Most of the top ten great chess players of all time are either full jewish or half-jewish. Bobby fisher is full jewish.
”There seems to be some validity to the idea that creativity might have something to do with better interconnected regions of the brain ”
Ofcourse! XD. Better connectivity between creative parts of the brain leads to better creativity.
There is a source too:
https://newatlas.com/creative-throught-brain-activity-networks/53025/
On another note: better connectivity between intelligent parts of the brain leads to more intelligence.
https://en.wikipedia.org/wiki/Parieto-frontal_integration_theory https://www.sciencedaily.com/releases/2010/02/100222161843.htm?utm_medium=cpc&utm_campaign=ScienceDaily_TMD_1&utm_source=TMD
https://www.sciencedaily.com/releases/2017/11/171122103552.htm?utm_medium=cpc&utm_campaign=ScienceDaily_TMD_1&utm_source=TMD
https://www.medicalnewstoday.com/articles/320152.php
https://www.sciencedirect.com/science/article/pii/S0160289615000562?via=ihub
Should it be called PFCC Theory. More aptly?
Along with brain size being a huge factor too for both.
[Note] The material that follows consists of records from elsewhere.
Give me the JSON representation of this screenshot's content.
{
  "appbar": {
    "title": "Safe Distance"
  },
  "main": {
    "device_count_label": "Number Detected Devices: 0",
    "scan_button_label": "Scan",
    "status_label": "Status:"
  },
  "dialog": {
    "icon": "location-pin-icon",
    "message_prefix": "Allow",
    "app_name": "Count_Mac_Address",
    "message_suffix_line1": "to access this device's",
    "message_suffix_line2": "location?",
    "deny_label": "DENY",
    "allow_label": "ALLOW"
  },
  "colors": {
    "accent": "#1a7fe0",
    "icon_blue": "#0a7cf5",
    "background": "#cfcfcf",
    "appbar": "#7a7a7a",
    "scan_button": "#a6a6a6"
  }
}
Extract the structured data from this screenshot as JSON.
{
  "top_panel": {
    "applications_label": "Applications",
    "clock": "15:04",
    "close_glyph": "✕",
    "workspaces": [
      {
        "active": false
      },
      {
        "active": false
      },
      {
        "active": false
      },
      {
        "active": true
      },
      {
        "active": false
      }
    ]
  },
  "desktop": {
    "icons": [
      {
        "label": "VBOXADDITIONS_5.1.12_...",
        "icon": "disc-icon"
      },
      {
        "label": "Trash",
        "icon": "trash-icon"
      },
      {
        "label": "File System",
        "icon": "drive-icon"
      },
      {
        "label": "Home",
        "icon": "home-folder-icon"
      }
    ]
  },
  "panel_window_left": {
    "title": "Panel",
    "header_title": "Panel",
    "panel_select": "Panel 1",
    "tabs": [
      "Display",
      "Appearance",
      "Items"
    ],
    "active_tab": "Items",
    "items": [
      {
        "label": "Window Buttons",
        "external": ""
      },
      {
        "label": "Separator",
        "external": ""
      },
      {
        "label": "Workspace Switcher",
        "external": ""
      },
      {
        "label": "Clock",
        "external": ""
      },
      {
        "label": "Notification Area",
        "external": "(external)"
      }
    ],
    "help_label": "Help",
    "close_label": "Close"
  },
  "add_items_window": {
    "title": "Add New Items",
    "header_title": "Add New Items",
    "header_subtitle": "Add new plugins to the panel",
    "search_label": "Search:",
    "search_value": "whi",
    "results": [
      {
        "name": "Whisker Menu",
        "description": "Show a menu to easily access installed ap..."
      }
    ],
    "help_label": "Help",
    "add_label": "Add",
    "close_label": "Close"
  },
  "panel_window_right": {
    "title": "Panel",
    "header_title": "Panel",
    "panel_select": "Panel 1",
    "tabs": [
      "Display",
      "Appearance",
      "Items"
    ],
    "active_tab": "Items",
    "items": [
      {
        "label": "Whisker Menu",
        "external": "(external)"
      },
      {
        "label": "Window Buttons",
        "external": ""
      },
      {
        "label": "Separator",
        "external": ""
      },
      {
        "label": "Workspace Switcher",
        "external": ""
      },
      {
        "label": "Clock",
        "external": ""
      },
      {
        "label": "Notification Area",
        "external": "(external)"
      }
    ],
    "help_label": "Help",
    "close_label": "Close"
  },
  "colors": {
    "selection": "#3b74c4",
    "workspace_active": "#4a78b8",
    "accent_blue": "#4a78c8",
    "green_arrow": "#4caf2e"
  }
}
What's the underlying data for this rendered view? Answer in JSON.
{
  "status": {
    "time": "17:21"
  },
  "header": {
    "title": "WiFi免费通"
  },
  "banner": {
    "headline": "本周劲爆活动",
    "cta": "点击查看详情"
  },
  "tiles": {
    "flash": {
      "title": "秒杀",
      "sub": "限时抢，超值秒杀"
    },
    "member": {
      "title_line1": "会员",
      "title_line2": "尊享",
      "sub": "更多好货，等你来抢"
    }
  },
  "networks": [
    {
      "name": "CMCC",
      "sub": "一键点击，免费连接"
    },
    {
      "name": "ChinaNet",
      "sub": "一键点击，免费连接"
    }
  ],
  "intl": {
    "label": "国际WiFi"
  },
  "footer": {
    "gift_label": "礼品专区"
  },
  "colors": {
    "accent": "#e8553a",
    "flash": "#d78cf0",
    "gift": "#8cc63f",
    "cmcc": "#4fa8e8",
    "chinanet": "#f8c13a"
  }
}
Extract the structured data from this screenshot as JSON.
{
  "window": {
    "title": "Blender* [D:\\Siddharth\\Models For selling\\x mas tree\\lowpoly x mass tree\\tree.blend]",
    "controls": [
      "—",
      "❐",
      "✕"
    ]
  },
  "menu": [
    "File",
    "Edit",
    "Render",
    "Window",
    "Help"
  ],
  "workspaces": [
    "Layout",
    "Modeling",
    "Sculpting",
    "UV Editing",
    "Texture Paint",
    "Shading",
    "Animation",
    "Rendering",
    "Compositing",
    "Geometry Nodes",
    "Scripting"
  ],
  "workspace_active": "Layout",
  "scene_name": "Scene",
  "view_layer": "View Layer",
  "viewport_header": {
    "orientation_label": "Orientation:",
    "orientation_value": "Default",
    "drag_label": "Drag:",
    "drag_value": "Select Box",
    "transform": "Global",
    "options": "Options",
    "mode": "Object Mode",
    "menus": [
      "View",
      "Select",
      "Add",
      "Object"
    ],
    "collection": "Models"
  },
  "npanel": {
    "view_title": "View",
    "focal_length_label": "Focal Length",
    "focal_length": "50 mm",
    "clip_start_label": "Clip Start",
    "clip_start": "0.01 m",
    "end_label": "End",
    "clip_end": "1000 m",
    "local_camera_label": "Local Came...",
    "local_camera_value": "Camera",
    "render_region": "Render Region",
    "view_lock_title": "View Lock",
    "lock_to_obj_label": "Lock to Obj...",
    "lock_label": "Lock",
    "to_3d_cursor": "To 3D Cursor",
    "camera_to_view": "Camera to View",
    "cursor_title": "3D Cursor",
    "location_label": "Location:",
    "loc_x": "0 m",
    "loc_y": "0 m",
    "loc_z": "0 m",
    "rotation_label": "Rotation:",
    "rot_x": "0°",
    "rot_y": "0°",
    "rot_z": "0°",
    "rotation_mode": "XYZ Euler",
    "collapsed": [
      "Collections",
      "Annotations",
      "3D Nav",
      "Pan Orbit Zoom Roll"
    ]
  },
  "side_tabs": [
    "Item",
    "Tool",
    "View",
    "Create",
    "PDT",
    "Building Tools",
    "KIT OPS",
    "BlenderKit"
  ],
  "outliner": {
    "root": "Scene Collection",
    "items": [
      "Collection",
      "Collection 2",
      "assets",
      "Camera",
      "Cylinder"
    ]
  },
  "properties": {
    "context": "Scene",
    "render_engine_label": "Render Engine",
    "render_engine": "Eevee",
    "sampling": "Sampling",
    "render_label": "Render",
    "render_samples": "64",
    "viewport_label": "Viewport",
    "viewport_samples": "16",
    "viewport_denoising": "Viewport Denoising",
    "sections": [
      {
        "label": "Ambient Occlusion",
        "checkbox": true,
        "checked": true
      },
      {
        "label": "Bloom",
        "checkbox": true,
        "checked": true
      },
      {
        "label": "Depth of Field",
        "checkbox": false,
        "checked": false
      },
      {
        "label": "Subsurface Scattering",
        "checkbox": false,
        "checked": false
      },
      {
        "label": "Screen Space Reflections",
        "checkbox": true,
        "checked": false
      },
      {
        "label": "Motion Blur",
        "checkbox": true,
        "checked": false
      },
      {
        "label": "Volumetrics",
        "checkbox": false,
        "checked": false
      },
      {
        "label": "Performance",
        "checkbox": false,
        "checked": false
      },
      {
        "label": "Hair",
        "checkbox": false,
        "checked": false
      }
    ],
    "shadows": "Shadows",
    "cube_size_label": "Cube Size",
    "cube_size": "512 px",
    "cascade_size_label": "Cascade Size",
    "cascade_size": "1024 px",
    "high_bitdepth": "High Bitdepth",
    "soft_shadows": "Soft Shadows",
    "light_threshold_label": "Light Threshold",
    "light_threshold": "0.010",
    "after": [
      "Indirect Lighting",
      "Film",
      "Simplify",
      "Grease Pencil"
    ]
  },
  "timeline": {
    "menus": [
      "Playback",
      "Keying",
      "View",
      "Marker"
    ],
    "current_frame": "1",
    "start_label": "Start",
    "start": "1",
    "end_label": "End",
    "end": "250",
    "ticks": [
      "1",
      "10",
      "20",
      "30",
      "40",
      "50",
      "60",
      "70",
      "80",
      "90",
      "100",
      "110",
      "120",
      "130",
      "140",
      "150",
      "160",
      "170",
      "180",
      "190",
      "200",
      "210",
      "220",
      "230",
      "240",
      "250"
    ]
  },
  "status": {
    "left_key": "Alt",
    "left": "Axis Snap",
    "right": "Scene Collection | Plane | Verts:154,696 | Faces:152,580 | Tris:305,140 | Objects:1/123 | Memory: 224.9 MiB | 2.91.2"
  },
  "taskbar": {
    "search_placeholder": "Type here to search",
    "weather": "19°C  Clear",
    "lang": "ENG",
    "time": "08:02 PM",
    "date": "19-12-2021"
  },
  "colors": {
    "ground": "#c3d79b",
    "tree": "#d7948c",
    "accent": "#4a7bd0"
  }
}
Brain size helps in multi-tasking and memory. I remember RR saying it helps in expertise capacity..in another discussion. If two people score the same on an IQ test, and one of them has a bigger brain than the other, that bigger brained person person would more likely be having a better memory and multi-tasking ability. I have noticed it among people i know too.
And…creativity= Mostly divergent thinking and some convergent thinking. Divergent thinking used for convergent tasks. Intelligence= Mostly convergent thinking with some divergent thinking. Convergent thinking used for divergent tasks.
This was a reply to PH’s comment.
I guess i should have said, better connectivity between certain ‘specific’ parts of the brain leads to creativity. And better connectivity between other ‘specific’ parts of the brain leads to intelligence. I am posting drunk too. XD.
And better interconnectivity between these….creative parts, intelligence parts…leads to high IQ creative types?
Interesting. For me creativity is the ability to make something new and something that we all possess and can choose to express in a multitude of ways. Thanks for sharing.